La vision d'un malade atteint de dépression, englué dans son manque total d'initiative et la paralysie de sa volonté, provoque une prise de conscience effrayante de ce qui peut surgir d'un organisme quand des phases de déception et de résignation s'y sont accumulées, que le vécu n'a été ni accepté, ni transformé. La volonté humaine a besoin de la stimulation sans cesse renouvelée qui émane de certains idéaux. Ils donnent un sens à la vie et par là même à toute activité humaine. Eux seuls abreuvent la volonté d'un sang de vie dont elle a besoin pour conserver force et santé. Mais il faut, bien entendu, que ces idéaux soient les fruits d'une conception de la vie dans sa totalité, incluant la spiritualité de l'univers.


De même l'énergie et la persévérance nécessaires pour exécuter les exercices cités dans le présent bulletin exigent un idéal précis et individuel justifiant les efforts qu'impose l'éducation de soi-même.


On attend d'une volonté humaine éduquée et cultivée, énergie, persévérance, dynamisme, créativité et goût de l'initiative (qualités au développement desquelles les exercices mentionnés peuvent servir). Mais de même que la parole est associée à l'écoute attentive et que la vertu du silence précède le discours, de même le versant actif de la volonté est inséparable de la patience et d'une certaine soumission.

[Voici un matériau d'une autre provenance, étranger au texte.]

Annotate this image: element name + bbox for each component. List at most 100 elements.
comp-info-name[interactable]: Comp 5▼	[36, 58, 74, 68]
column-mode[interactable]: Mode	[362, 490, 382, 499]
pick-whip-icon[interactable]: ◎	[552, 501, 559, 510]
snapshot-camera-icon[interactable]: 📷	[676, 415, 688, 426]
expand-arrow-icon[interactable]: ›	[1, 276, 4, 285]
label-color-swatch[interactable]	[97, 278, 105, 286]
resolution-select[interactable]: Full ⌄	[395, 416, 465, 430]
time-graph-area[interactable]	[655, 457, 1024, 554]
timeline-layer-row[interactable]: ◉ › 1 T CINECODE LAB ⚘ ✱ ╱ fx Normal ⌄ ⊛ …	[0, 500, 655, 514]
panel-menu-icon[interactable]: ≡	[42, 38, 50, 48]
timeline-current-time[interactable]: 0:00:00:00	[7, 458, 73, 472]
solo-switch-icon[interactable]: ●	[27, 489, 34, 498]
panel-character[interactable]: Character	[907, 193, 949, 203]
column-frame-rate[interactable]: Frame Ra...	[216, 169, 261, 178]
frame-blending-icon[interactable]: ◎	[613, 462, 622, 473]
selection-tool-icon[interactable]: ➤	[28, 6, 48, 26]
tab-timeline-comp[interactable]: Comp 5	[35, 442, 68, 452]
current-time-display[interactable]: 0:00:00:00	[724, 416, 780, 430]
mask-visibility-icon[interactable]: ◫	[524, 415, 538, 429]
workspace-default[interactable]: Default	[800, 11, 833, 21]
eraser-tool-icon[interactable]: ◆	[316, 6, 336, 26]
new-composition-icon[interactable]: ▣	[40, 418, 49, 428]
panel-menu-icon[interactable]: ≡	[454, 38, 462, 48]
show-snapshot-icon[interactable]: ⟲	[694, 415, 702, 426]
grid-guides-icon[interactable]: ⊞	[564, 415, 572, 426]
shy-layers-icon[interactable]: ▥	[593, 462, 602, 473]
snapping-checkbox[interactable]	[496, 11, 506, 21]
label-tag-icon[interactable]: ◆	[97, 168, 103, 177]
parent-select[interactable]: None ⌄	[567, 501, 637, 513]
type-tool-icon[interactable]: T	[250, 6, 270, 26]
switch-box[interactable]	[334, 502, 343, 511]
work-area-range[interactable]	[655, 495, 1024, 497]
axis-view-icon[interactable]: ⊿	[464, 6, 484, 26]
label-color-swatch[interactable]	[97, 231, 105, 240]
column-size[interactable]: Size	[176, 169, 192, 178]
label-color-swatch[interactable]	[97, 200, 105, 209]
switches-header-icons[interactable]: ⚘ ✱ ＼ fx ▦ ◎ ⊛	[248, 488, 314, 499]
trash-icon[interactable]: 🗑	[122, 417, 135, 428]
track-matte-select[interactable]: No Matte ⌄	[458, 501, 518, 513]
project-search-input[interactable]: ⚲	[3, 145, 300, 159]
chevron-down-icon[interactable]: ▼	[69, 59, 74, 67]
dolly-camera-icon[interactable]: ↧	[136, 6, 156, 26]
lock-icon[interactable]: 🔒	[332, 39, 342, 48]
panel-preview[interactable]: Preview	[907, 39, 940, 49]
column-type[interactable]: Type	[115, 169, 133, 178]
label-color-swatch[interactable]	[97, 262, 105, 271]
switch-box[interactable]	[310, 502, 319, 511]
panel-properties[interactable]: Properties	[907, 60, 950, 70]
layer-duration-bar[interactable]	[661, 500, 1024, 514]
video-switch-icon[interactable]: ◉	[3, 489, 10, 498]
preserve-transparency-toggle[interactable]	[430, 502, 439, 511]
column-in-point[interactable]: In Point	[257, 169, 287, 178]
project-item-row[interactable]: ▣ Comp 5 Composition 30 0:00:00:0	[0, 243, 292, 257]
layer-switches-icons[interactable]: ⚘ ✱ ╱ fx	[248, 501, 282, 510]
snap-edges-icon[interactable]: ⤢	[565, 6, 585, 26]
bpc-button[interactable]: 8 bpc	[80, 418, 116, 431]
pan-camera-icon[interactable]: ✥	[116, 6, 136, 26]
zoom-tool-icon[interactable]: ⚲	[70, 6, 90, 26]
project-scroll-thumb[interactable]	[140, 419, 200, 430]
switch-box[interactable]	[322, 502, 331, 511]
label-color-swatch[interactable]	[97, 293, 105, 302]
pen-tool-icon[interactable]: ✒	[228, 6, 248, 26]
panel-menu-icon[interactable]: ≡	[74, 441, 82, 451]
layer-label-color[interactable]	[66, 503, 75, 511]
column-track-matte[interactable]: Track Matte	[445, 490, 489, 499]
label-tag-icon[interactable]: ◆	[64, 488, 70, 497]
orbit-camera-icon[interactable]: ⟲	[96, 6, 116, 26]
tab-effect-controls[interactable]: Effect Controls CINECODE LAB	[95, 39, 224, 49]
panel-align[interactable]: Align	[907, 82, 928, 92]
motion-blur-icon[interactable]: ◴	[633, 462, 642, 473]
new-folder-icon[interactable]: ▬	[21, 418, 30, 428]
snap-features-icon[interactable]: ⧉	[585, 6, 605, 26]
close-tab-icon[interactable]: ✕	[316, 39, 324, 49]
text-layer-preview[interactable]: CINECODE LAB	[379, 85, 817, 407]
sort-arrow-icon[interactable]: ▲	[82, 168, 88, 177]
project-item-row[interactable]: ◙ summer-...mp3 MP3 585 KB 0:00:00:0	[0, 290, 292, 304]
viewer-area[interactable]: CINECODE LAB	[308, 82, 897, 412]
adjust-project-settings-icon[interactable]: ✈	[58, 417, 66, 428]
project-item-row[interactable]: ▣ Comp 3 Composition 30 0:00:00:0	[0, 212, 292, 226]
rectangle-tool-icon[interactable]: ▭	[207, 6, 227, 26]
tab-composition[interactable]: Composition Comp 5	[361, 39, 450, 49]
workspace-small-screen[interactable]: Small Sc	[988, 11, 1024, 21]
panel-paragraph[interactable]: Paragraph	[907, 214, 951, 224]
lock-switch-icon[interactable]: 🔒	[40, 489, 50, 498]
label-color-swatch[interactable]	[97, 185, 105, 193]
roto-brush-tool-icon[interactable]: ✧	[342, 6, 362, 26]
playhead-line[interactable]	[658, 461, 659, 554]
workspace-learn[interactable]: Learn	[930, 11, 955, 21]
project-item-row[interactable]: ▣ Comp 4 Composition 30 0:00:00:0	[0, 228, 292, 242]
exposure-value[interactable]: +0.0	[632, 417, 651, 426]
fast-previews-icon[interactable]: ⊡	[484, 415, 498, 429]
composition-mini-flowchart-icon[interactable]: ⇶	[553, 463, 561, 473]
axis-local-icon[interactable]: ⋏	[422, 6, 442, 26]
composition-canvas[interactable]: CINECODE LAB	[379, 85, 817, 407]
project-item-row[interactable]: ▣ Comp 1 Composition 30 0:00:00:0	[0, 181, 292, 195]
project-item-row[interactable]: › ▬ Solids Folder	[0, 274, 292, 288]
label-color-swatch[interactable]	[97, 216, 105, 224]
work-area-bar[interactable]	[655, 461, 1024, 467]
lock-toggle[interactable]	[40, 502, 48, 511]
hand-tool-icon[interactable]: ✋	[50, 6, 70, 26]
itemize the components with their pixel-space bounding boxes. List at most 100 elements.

C'est ce qui manque à celui qui accuse le sort ; cela affaiblit la volonté, alors que le fait de savoir que le destin a un sens et que, par conséquent, il faut l'accepter, la renforce.

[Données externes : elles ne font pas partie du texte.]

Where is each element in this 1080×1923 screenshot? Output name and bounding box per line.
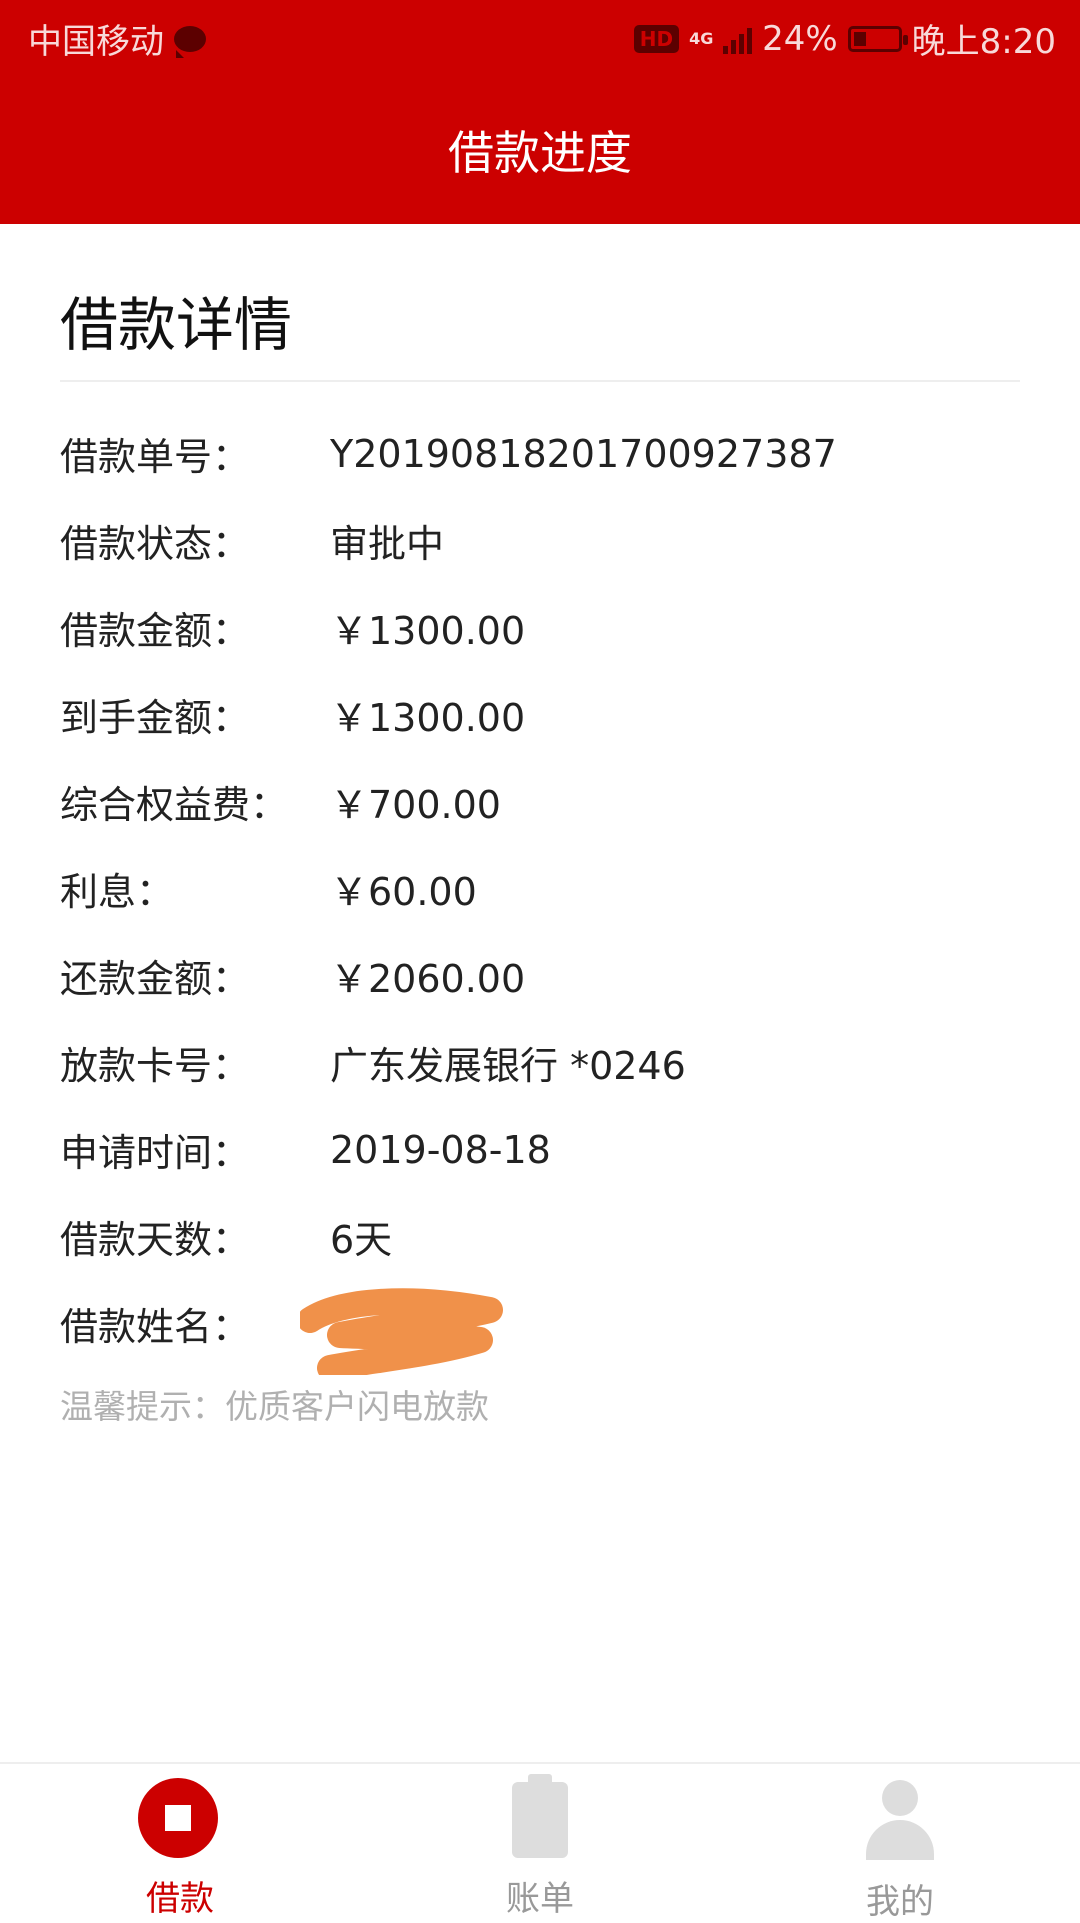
clock: 晚上8:20 [911,22,1056,62]
tip-text: 温馨提示：优质客户闪电放款 [60,1387,489,1426]
detail-label: 放款卡号： [60,1044,251,1088]
nav-label: 账单 [506,1879,574,1919]
loan-icon [138,1778,222,1859]
detail-row-bank-card: 放款卡号： 广东发展银行 *0246 [60,1019,1020,1106]
detail-label: 综合权益费： [60,783,289,827]
detail-value: ￥1300.00 [330,696,526,740]
detail-value: ￥2060.00 [330,957,526,1001]
nav-label: 我的 [866,1882,934,1922]
nav-label: 借款 [146,1879,214,1919]
detail-row-loan-number: 借款单号： Y20190818201700927387 [60,410,1020,497]
message-icon [174,25,206,58]
detail-label: 借款金额： [60,609,251,653]
user-icon [858,1778,942,1862]
detail-label: 借款姓名： [60,1305,251,1349]
detail-row-borrower-name: 借款姓名： [60,1280,1020,1367]
detail-row-repayment-amount: 还款金额： ￥2060.00 [60,932,1020,1019]
signal-icon [723,24,753,54]
detail-label: 还款金额： [60,957,251,1001]
network-type: 4G [689,28,714,48]
detail-value: 审批中 [330,522,445,566]
detail-value: ￥60.00 [330,870,477,914]
detail-value: 2019-08-18 [330,1127,551,1172]
detail-value: Y20190818201700927387 [330,431,837,476]
status-bar-right: HD 4G 24% 晚上8:20 [633,14,1056,63]
section-title: 借款详情 [60,291,293,359]
hd-badge: HD [633,24,680,53]
detail-row-received-amount: 到手金额： ￥1300.00 [60,671,1020,758]
battery-icon [847,25,908,52]
battery-percent: 24% [762,18,838,59]
detail-row-loan-days: 借款天数： 6天 [60,1193,1020,1280]
nav-item-mine[interactable]: 我的 [720,1764,1080,1922]
app-header: 借款进度 [0,76,1080,224]
status-bar-left: 中国移动 [28,14,206,63]
page-title: 借款进度 [448,126,632,180]
nav-item-loan[interactable]: 借款 [0,1764,360,1920]
bottom-nav: 借款 账单 我的 [0,1762,1080,1922]
detail-value: ￥1300.00 [330,609,526,653]
detail-row-loan-amount: 借款金额： ￥1300.00 [60,584,1020,671]
detail-value: ￥700.00 [330,783,501,827]
carrier-name: 中国移动 [28,22,164,62]
detail-label: 借款单号： [60,435,251,479]
status-bar: 中国移动 HD 4G 24% 晚上8:20 [0,0,1080,76]
detail-label: 利息： [60,870,175,914]
detail-row-service-fee: 综合权益费： ￥700.00 [60,758,1020,845]
bill-icon [498,1774,582,1859]
nav-item-bill[interactable]: 账单 [360,1764,720,1920]
divider [60,380,1020,382]
detail-label: 借款天数： [60,1218,251,1262]
detail-label: 借款状态： [60,522,251,566]
detail-row-loan-status: 借款状态： 审批中 [60,497,1020,584]
detail-value: 6天 [330,1218,393,1262]
redaction-scribble [300,1288,503,1375]
loan-detail-list: 借款单号： Y20190818201700927387 借款状态： 审批中 借款… [60,410,1020,1367]
detail-label: 申请时间： [60,1131,251,1175]
detail-value: 广东发展银行 *0246 [330,1044,686,1088]
detail-row-apply-date: 申请时间： 2019-08-18 [60,1106,1020,1193]
detail-label: 到手金额： [60,696,251,740]
detail-row-interest: 利息： ￥60.00 [60,845,1020,932]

Au niveau le plus élevé, celui du symbole originel, ce secret transparaît au travers des paroles du Christ au Mont des Oliviers : « Que Ta volonté s'accomplisse, non la mienne ».


Dans la prière fondamentale du christianisme, le « Notre Père », se trouvent ces mots : « Que Ta volonté soit faite, sur la terre comme au ciel ». Mais cette volonté divine à laquelle s'adresse notre prière ne peut se réaliser et trouver son accomplissement qu'à travers l'action volontaire de l'être humain sur la terre. Ainsi on soulignera, en conclusion, l'aspect moral et religieux de la volonté, dont le développement permet à l'être humain d'atteindre un niveau tel qu'il se surpasse lui-même, dépassant son égoïté dans une participation altruiste, dévouée au service de l'humanité et de l'univers entier.


En progressant vers ce but, l'être de volonté qu'est l'homme donne à la liberté et à la dignité humaines leur vraie dimension.